White Knuckling Through March

          March is a tricky month for me. While spring officially starts March 20th and signals new buds on plants and trees and an increasing warmth in the morning air, there is a significant number of endings that occurred for me in March over the years. We all experience deaths in our families and amongst our friends, especially as we ourselves age. It gets a little hinky when our friends start passing. It reminds me of my own mortality.

          I don’t mean to be morbid, but I can’t help white knuckle my way through March, as I’ve experienced a concentration of significant loss during that month. First of all, it was my
mother who passed away in March 13 years ago. She had been a lifelong smoker and, fortunately for her, experienced just one episode of emphysema that hastened her death while in a coma. She did not linger in semi-consciousness nor did she have to wheel an oxygen tank around for the remainder of her life.

         Next it was my sister, Christine, who died in March 6 years ago at 62 years of age. She, too, was a smoker and passed three weeks after being diagnosed with cancer. I had just retired when she got ill and I went to stay with and care for her. I tried to do it all by myself and I wasn’t successful. It was the most stressful experience of my life. Eventually her son and others from the community stepped in to assist. I miss Christine; she was my true north. Even when we squabbled like little girls, I knew I could count on her to be there like no other.

          Lastly, two years ago, Chuck died. My partner of 24 years and I weren't living together the last two years of his life but we were closer than ever before. Being able to keep our personality foibles in our respective homes allowed our love to flourish like it hadn’t in awhile. When Chuck went to the doctor on March 9th for an appointment and straight from there to the emergency room it was a shock. We had been together the night before, and our last words to each other had been “I love you.” But I didn’t get a chance to speak with him again because he had been put into a coma to stabilize him before I could get to the hospital. Less then a week after his admission, Chuck made his transition into his next life. As with anyone who has experienced the loss of a spouse, it was gut-wrenchingly painful. Because we weren’t legally married, it was his family who took care of all the things that needed to be dealt with, and it was understandably difficult for them. I will miss him always and never fully accept that I won’t get the opportunity to learn more from this gentle man who was loved by many.

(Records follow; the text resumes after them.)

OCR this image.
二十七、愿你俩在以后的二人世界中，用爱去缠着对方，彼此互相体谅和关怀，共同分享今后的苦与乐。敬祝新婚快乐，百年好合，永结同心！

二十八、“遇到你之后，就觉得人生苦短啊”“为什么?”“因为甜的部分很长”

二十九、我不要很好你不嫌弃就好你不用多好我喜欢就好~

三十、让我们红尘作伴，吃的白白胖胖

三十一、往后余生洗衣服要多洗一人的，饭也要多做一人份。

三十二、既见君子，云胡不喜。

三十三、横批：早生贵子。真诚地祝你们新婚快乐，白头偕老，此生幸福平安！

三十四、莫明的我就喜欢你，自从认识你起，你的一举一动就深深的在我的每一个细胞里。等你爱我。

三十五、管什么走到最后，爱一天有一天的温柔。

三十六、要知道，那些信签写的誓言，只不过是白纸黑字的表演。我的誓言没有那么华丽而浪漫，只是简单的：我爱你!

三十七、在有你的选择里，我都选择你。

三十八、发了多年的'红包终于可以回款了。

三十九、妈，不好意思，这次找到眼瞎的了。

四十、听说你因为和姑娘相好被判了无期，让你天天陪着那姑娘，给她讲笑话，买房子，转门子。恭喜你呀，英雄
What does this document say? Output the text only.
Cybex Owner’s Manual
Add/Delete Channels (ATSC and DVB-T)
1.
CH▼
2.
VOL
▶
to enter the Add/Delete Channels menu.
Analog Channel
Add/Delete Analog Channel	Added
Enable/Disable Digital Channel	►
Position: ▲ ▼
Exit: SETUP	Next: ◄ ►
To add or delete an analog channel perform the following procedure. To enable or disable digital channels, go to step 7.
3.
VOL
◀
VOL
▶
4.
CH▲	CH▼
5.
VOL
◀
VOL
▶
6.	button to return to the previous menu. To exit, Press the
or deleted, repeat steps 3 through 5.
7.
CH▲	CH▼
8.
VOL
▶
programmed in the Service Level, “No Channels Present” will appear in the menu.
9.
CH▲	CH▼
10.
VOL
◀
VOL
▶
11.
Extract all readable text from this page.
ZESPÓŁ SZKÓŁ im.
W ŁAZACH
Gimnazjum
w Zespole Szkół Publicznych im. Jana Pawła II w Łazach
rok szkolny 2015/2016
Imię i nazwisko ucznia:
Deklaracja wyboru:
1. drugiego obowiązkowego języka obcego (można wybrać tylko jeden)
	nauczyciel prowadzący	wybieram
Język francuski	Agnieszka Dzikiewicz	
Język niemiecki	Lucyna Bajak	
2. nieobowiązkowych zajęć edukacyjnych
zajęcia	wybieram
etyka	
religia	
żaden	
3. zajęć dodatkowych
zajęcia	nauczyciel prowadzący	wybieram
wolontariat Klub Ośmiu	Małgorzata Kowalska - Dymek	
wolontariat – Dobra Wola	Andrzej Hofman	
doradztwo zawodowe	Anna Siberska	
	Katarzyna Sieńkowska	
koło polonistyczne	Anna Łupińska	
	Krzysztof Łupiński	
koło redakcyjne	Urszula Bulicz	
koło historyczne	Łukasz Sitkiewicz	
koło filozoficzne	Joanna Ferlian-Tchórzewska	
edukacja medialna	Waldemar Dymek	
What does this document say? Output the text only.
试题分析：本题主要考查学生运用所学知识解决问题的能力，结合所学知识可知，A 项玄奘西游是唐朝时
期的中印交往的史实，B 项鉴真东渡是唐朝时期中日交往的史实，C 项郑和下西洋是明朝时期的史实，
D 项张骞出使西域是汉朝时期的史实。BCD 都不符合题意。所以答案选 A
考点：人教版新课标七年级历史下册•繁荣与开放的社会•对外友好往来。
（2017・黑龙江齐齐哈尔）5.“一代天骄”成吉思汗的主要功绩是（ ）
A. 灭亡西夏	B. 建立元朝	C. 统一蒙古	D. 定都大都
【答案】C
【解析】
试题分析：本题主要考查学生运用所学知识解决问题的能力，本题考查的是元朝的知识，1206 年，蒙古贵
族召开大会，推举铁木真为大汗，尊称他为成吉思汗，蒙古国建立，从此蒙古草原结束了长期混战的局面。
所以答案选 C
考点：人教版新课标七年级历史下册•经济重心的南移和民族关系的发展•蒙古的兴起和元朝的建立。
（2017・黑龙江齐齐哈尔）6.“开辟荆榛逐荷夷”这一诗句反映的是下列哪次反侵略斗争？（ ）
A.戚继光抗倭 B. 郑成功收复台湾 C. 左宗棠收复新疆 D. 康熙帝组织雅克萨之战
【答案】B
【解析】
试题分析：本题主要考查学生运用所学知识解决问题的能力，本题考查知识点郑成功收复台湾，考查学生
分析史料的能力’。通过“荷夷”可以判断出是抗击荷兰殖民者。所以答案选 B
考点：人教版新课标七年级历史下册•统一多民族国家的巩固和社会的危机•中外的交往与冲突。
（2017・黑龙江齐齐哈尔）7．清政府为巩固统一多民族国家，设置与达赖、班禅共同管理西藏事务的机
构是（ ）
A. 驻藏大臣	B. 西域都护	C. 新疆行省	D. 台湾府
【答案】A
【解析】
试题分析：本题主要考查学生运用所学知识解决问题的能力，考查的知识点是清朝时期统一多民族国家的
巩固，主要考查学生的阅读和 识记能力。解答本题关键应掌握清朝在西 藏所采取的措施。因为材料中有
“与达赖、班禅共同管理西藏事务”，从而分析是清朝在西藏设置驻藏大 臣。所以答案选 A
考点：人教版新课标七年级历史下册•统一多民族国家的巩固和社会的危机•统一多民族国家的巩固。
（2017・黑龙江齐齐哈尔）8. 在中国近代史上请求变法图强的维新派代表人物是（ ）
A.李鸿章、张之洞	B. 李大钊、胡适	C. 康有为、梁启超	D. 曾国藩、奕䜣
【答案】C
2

          It feels really spooky having no one in my family of origin left (my father passed in February 1976). Sure, I have compiled a family made up of friends who love me, and I don’t feel alone or lonely, but when I flip that calendar page and it says “March,” I can’t help but cringe. I am, however, beginning to look at how I can change the white knuckling through March into something better. I'm interested in shifting the paradigm from acknowledging the past to embracing the future.

          I’m looking forward to a beginning when I can see it's the first of March and am able to smile and feel overwhelming warmth for shared experiences that made up the bulk of my life. Thank you to the people in my life for being my family and for allowing me to feel all that goes with that distinction. I love you all.